La réflexion politique occidentale a développé l'idée, depuis le xviiie siècle, que le pouvoir politique est fondé sur l'Etat et l'utilisation de la force. Pour le sociologue Max Weber, par exemple, le trait essentiel du pouvoir politique est le « monopole de la violence légitime ». Cette conception traditionnelle est aujourd'hui bien moins partagée. Si l'on prend en premier lieu la scène internationale, traditionnellement conçue comme un champ de force où des Etats-nations forts dominent les faibles, on voit que la question des hiérarchies de pouvoir y est complexe. On assiste depuis la Seconde Guerre mondiale à la multiplication d'instances de négociation (commissions et comités militaires, économiques...). On peut considérer là que les phénomènes de régulation (essentiellement pacifique) et le jeu d'acteurs non étatiques deviennent tout aussi importants que les rapports de force entre Etats. L'utilisation systématique de la force est très difficile également - sauf cas de guerre civile - au sein même des sociétés. Là aussi, des liens et réseaux unissent l'appareil d'Etat et la société entière, et rendent la coercition particulièrement illégitime et périlleuse.

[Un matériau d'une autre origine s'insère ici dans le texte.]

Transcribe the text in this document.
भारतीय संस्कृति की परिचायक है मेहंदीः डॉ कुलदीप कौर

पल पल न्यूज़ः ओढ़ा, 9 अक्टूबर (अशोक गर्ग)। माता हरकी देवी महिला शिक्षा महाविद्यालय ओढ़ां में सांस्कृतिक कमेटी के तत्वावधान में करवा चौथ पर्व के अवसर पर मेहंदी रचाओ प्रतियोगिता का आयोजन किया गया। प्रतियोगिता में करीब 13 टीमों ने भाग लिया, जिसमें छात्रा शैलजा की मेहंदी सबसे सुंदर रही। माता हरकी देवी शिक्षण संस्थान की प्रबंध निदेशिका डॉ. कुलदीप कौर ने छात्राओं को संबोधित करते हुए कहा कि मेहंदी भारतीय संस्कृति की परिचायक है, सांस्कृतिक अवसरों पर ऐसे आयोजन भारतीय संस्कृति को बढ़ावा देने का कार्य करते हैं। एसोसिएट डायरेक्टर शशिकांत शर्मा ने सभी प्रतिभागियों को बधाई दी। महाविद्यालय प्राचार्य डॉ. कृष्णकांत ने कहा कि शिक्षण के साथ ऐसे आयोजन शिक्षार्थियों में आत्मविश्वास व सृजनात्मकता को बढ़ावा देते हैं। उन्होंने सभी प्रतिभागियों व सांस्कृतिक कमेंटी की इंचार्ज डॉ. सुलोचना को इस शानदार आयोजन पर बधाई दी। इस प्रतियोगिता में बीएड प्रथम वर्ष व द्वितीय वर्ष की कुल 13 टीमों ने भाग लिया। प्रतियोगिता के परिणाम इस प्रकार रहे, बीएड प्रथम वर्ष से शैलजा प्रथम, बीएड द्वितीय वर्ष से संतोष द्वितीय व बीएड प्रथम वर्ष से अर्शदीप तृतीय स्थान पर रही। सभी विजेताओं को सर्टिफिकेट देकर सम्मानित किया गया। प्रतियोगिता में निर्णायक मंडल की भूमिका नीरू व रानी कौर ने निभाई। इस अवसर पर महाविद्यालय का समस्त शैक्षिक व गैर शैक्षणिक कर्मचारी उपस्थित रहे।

Le pouvoir de l'Etat ne peut plus se fonder sur l'intervention militaire ou policière, et son intervention dans la société change. Nombre d'analystes estiment que l'émergence des médias, le renforcement des groupes d'intérêts de toutes natures, ou encore la mondialisation économique entraînent un affaiblissement de l'Etat. Ce type d'analyse doit être nuancé. Loin d'être en retrait, l'Etat intervient plus dans la société... mais différemment. Certes, l'intervention économique, développée depuis les années 30 dans toutes les démocraties occidentales, a été réduite avec la mise en oeuvre de politiques néolibérales depuis une vingtaine d'années. Cependant, l'Etat est de plus en plus engagé dans la protection sociale, la santé, l'éducation et la formation... La mise en place d'une autonomie des universités après mai 1968, les lois de décentralisation de 1982, le retrait progressif de l'industrie dans les années 80-90, mais aussi la délégation à des associations ou ONG de pans entiers de l'intervention sociale constituent les jalons de cette transformation.

Le pouvoir de l'Etat ne passe plus aujourd'hui essentiellement par des démonstrations de sa puissance, mais par une intervention déléguée et régulatrice de plus en plus affirmée. On est passé du gouvernement direct à une intervention plus indirecte, déléguant à des instances associatives ou locales l'intervention publique. Dans cette transformation de l'intervention publique, la volonté de médiation, d'accompagnement des compromis de terrain s'est affirmée. On l'a vu notamment lors des affaires liées au port du voile islamique dans les écoles, où les grandes professions de foi républicaine ont été laissées en retrait pour chercher des compromis acceptables entre les acteurs eux-mêmes. On l'a constaté pour des interventions policières ou administratives dans les quartiers difficiles. Là sont apparus des agents, par exemple des agents d'ambiance, médiateurs de quartiers, relais de toutes sortes.